Saya coba tersenyum nakal. Ia membalas senyuman saya dengan nakal juga. Iseng-iseng saya mencapai serta meremas susunya yang kanan, sembari menjentik-jentik putingnya dari balik pakaiannya. Jenny memandang saya. Pelan-pelan matanya meredup, lantas 1/2 memejam. Saya melepas susunya dari tangan saya.
“Kok berhenti? ” tanyanya sembari kembali buka mata.
“Emang bisa? ” bertanya saya.
“Kenapa tidak? ” bertanya Jenny balik sembari menanggalkan bajunya sendiri.
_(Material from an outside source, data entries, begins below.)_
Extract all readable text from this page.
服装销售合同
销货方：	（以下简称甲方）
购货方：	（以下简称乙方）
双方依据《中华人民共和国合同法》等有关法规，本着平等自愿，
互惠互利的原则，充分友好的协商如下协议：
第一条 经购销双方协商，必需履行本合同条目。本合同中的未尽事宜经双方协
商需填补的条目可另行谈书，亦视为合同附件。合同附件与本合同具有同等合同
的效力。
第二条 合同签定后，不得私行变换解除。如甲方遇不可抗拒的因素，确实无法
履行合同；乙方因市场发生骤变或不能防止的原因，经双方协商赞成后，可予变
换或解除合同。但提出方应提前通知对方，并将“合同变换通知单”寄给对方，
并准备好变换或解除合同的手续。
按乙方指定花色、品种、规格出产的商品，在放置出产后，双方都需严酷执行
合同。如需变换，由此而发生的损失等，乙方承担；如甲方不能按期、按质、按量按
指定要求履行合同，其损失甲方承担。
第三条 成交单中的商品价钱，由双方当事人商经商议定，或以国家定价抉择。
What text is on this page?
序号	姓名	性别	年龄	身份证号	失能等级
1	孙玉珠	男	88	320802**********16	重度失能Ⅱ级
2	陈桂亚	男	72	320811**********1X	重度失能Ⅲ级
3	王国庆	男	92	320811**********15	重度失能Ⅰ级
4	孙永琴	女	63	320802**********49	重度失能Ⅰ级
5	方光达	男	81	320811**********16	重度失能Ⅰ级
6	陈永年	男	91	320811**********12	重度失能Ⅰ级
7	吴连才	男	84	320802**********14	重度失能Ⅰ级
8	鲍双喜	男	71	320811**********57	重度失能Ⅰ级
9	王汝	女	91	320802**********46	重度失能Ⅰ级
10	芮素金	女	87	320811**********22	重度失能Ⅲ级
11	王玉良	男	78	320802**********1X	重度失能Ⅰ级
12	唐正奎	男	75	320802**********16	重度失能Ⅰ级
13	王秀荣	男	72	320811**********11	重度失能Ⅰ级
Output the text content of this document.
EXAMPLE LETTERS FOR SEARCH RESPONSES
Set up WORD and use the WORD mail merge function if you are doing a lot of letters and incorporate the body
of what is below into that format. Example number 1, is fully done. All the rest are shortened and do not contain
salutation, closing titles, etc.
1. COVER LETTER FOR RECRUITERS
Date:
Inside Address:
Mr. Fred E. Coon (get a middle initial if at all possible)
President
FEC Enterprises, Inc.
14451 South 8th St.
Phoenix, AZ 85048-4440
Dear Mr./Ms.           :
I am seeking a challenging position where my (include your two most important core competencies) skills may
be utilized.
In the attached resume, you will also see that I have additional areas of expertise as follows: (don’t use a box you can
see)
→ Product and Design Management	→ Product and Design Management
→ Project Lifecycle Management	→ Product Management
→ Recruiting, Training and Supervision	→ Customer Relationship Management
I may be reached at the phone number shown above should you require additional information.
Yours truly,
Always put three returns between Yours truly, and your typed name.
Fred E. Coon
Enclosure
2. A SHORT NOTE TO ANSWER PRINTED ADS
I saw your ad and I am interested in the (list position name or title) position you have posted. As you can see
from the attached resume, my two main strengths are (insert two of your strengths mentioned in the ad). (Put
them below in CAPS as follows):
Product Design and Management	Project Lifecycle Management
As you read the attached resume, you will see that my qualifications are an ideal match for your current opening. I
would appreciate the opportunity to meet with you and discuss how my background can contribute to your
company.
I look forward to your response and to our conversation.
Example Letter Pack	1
Jenny selekasnya telanjang bulat berdiri di samping ranjang. Indah sekali badannya, kulitnya halus mulus serta putih bersih. Kakinya panjang indah, begitupula lehernya. Berwajah sangat cantik, terkesan cerdas tetapi dingin. Ke-2 buah susunya tak besar, tetapi kencang serta indah. Puting-putingnya berwarna merah jambu kecoklatan, serta terlihat agak terangsang oleh sentuhan saya tadi. Saya duduk di segi ranjang, muka saya pas menghadap ke dua putingnya. Tanpa ada banyak basa-basi, saya mendekap pinggangnya, serta menghisap puting susunya. Mmm.., puting susu hangat itu merasa lucu dalam mulut saya. Saya jilati, saya hisap-hisap.
Terdengar rintih erangan Jenny setiap saat lidah saya menyentuh puting itu. Merasa sekali puting itu mengencang, membengkak dalam mulut saya. Kami sharing kehangatan dengan begitu mesra pagi itu, serta peristiwa itu pernah terulang sekian kali lagi di hari-hari sesudahnya, hingga lalu saya merasakan apartemennya kosong serta teleponnya tak diangkat. Ia betul-betul sudah pergi jauh dari kehidupan saya. Mungkinkah ia sudah meraih cita-citanya? Mungkinkah ia telah ada 2 mtr. dibawah tanah? Saya tidak paham. Saya tetaplah bakal mengenangnya, lantaran dia yaitu yang pertama untuk saya.
Segera Daftarkan Diri Anda dan Nikmati Berbagai Promo dan Sensasi Bonus Nya Hanya di sini Website Judi Bola Online Aman dan Terpercaya.